Be sure to also ask about facelift costs during your consultation. Find out what is covered, what is not covered, and what extras may be required. Get this information in writing. Some surgeons charge a consultation fee, but oftentimes it is credited to the cost of your facelift if you choose to book the surgery with that surgeon. If the overall cost is prohibitive, ask your surgeon about financing plans. Facelifts are usually not covered by medical insurance.
Your Preoperative Appointment
You will have an appointment with the surgeon about a week or two before your facelift surgery. This is another opportunity to ask any lingering questions about facelift recovery, facelift complications or facelift cost.
You and your surgeon will go over your preoperative and postoperative instructions. You may be given prescriptions for antibiotics and pain relievers to fill in advance of your surgery.
You should also be given a preoperative information packet that describes everything you should do and know before your facelift. The packet should include a list of all the medications to avoid before your surgery. Generally, this includes anything containing aspirin or ibuprofen, both of which increase bleeding risk.
All necessary blood work should be completed at least a week in advance of your facelift. If you are older than 40, your surgeon may require a complete physical exam.

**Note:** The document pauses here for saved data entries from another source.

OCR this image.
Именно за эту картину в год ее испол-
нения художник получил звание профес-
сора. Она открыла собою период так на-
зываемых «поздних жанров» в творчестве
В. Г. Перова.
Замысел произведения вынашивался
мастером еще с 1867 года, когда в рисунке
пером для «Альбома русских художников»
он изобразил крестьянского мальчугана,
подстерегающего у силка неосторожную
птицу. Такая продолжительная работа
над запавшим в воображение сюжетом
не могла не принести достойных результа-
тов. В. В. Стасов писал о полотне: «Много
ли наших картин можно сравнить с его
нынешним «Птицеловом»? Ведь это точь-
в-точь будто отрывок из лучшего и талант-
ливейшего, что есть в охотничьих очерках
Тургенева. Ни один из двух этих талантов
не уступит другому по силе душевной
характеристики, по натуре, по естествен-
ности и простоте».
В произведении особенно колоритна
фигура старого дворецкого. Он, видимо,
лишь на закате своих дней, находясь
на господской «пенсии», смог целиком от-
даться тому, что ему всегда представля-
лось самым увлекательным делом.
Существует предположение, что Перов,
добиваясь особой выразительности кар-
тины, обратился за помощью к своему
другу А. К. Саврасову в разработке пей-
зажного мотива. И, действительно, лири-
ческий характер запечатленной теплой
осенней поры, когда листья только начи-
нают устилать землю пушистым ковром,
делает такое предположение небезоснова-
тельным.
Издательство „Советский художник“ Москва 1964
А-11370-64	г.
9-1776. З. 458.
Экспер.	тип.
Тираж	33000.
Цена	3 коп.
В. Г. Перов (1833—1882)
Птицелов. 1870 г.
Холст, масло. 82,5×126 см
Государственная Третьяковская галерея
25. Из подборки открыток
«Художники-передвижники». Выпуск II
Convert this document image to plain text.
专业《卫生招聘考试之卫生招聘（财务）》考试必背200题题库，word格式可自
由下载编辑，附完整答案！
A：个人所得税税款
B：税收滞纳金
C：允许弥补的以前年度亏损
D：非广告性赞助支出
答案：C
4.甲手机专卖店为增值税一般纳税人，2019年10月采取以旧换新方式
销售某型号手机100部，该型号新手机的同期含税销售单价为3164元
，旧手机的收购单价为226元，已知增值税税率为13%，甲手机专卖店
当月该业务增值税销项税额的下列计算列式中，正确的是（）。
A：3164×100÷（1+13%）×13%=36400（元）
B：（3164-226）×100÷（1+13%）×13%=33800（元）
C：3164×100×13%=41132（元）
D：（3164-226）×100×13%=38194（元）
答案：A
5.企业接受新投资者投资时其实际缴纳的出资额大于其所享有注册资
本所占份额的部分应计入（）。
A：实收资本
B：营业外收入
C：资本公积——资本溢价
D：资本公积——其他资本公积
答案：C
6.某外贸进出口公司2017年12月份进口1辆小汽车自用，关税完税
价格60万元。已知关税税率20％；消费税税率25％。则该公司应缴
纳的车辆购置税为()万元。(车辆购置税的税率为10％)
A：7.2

If you smoke, quit as soon as possible. Smoking interferes with circulation and healing. It also causes wrinkles and premature aging, both counterproductive to your facelift.
Your Facelift: What to Expect
There are many variations in how a facelift is performed, and different surgeons have different styles and techniques. The types of facelifts vary in several important factors: type of incision, number of tissue layers treated, the area of the face that is targeted and the degree of invasiveness. For more information, read our article on facelift types.
A facelift is usually performed as an outpatient procedure, but overnight stays are a possibility depending on your specific circumstances. The surgery can be performed in a hospital, a freestanding surgery center or in a surgical suite at your plastic surgeon's office. It is important to find out where your facelift will be done and to ask if the site is accredited. The actual procedure can take anywhere from two-and-a-half to four hours depending on the extent of your lift and whether or not other procedures such as a brow lift are being performed at the same time.
During your facelift, you will be hooked up to devices that monitor your heart rate, blood oxygen levels and other vital signs. You may be given an oral sedative to help keep you calm and relaxed. An intravenous (IV) line will be started to keep you hydrated and provide a way to administer anesthesia, antibiotics, and other medications if necessary.
In general, a facelift involves incisions in front of and behind the ear. These incisions may extend into the scalp. Once the incisions are made, your skin is separated from the underlying tissue, and the deeper layers are "lifted." Your surgeon may also tighten the muscles and/or perform liposuction to remove excess fat pockets in the neck and jowls. Any excess skin is either removed or repositioned.
After closing, your surgeon will apply a bulky dressing to your face and head to protect your wounds and help minimize swelling. This dressing may span from the top of your head to underneath your chin.
You are then awakened and brought into the recovery room where you will be observed for about two hours. If your facelift was performed as an outpatient procedure, you will need a friend or family member to drive you home.